Holy Scripture carefully describes God’s love as self-denying and self-sacrificing. “God so loved the world that he gave his only begotten Son” … (John 3:16). In love, therefore, we always deny ourselves and seek the good and salvation of our fellow saints. I Corinthians 13 speaks of God’s love: “Love suffereth long, and is kind; love envieth not; love vaunteth not itself, is not puffed up, Doth not behave itself unseemly, seeketh not her own, is not easily provoked, thinketh no evil; Rejoiceth not in iniquity, but rejoiceth in the truth; Beareth all things, believeth all things, hopeth all things, endureth all things. Love never fails.”
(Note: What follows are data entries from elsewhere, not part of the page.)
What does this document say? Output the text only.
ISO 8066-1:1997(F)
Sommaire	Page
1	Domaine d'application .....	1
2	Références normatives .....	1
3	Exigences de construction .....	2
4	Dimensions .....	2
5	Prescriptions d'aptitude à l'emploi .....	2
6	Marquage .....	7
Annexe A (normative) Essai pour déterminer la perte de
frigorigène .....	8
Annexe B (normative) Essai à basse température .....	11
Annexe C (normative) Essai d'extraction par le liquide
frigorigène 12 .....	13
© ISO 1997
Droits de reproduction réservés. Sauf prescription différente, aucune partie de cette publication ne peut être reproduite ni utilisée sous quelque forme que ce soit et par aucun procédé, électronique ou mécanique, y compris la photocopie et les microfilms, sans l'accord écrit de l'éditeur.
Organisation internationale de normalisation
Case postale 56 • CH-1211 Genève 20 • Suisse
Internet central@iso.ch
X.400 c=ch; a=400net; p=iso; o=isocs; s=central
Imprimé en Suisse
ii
The gift of God’s love is indispensable for the Reformed minister. He must have it or he cannot be a minister. This is plain from the emphasis Scripture places on this gift. Love, Jesus taught us, is the fulfilling of the law of God. It’s the fundamental mark of Jesus’ disciples, “By this shall all men know that ye are my disciples, if ye have love for one another” (John 13:35). Love is the fruit of the Spirit, according to Galatians 5. It’s the more excellent way, according to I Corinthians 13. You may speak with the tongue of men and angels, but without love you’re only making noise like a cymbal. You may have the gift of prophecy and understand all mysteries and all knowledge, you may have all faith so as to be able to move mountains, but if you have no love you are nothing! Nothing profits you without the love of God.
The Reformed minister has a heart filled with the love of God! And because he does, the Reformed minister is a humble man. He has a deep sense of his own sins and sinful nature. Daily he struggles against the weaknesses of his faith and the evil lusts of his sinful nature. And he has a deep sense of God’s greatness, and goodness, and glory. He fears God! He stands in awe before the Almighty. He knows that he cannot function without God’s grace. He can’t preach one sermon, comfort one sorrowing soul, encourage one sick or dying child of God, admonish one wayward saint, teach one class without the grace of God.
Knowing this he is a man of prayer. Daily he seeks the grace and Holy Spirit of God to enable him to be a faithful Reformed minister to the people of God. And, strengthened by means of the Word and prayer, gladly in love to God and for His people, humbly as before God’s face, he spends himself and is spent in the ministry of the Word!
No one put it better than the late Rev. Gerrit Vos did in a letter to me shortly after he became emeritus, “My son, of all the things I counseled you, remember this, be humble. There is a humility which is feigned, that’s abominable in God’s sight. Be humble from the heart, and God’s people will bear you up in their arms.”
This is what a Reformed minister looks like.